Insurance Law Client Alert: Contractor’s Conditions Endorsement Can Give Rise to Conflict Requiring Independent Counsel

In Schaefer v. Elder (No. C068229, filed 5/16/13; pub. order 6/12/13), a California Court of Appeal held that the question of whether a subcontractor was an independent contractor or an employee can create a conflict giving rise to a right to independent “Cumis” counsel under Civil Code section 2860 where the policy conditioned coverage on obtaining certificates of insurance and indemnity agreements from any independent contractors performing work for the insured.
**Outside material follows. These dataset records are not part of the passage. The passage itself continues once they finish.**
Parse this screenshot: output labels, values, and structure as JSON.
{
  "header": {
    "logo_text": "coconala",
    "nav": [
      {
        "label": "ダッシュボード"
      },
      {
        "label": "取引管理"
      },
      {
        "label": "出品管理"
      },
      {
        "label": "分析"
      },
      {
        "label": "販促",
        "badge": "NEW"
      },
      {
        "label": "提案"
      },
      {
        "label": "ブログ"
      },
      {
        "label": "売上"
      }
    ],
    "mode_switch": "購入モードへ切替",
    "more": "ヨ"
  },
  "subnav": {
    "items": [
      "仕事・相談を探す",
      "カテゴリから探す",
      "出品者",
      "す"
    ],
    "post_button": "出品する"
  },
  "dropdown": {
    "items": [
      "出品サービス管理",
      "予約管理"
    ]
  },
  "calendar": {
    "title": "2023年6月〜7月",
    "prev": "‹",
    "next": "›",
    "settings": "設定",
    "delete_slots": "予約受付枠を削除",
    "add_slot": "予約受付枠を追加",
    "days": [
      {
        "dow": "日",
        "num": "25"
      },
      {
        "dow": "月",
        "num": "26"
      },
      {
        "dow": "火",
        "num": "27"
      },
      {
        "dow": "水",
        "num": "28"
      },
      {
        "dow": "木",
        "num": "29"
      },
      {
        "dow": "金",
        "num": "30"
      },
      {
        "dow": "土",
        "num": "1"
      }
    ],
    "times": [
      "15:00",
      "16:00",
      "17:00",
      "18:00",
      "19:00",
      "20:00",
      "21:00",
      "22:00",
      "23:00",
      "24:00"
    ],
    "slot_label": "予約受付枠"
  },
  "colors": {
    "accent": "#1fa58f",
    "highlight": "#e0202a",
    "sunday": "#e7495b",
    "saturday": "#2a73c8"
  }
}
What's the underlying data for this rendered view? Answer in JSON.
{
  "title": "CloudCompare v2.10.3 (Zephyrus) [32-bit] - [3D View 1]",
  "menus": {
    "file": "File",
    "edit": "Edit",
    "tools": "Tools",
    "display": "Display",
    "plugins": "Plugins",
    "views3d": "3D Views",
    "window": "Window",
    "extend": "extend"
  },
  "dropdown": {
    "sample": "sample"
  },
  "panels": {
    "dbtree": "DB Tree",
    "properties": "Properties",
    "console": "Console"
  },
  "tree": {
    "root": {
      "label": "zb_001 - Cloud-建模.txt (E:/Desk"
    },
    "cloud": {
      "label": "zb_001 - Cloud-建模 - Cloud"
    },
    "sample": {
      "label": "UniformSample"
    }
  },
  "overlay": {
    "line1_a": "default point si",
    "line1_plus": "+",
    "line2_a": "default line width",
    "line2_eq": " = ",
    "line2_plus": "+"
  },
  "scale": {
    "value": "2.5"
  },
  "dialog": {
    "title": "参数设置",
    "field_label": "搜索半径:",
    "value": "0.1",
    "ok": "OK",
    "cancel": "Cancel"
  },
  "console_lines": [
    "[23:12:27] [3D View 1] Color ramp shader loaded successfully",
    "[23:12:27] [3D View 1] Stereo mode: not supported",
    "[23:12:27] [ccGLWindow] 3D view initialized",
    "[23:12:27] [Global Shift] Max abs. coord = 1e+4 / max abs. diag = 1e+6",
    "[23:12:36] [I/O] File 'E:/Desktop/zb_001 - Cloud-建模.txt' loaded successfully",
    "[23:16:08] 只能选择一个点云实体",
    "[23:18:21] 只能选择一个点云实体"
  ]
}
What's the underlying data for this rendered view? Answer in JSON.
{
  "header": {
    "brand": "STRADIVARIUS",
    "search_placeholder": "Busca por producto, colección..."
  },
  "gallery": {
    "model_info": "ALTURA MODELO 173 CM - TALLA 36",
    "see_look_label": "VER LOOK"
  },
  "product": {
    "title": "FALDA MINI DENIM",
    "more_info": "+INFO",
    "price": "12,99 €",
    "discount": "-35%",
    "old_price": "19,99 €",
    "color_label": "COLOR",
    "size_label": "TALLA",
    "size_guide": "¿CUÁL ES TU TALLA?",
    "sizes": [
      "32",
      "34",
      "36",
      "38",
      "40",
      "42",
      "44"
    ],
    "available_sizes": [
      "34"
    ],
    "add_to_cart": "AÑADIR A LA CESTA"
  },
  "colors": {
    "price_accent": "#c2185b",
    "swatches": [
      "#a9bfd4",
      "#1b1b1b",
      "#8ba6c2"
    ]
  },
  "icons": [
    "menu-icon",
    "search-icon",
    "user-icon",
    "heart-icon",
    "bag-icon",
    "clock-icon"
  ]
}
In Schaefer, the insured had contracted to build a residence, and was sued by the homeowner for negligence and other claims. The insured tendered the action to his insurer, which retained counsel and reserved its rights based in part on a provision stating that the policy would not cover work performed by independent contractors unless the insured first obtained from those independent contractors indemnity agreements and certificates of insurance. The contractor’s condition attached to the policy stated:

“As a condition precedent to coverage for any ‘suit’ based, in whole or in part, upon work performed by independent contractors, the insured must have prior to the date of the ‘occurrence’ giving rise to the ‘suit:’ (1) received a written indemnity agreement from the independent contractor holding the insured harmless for all liabilities, including costs of defense, arising from the work of the independent contractor; and (2) obtained certificates of insurance from the independent contractor indicating that the insured is named as an additional insured and that coverage is maintained with minimum limits of $1,000,000 per occurrence.”

The insurer refused the insured’s demand for appointment of independent counsel but the court disagreed, finding the question whether a subcontractor working for the insured was an employee or an independent contractor created a conflict for defense counsel, requiring the appointment of independent counsel.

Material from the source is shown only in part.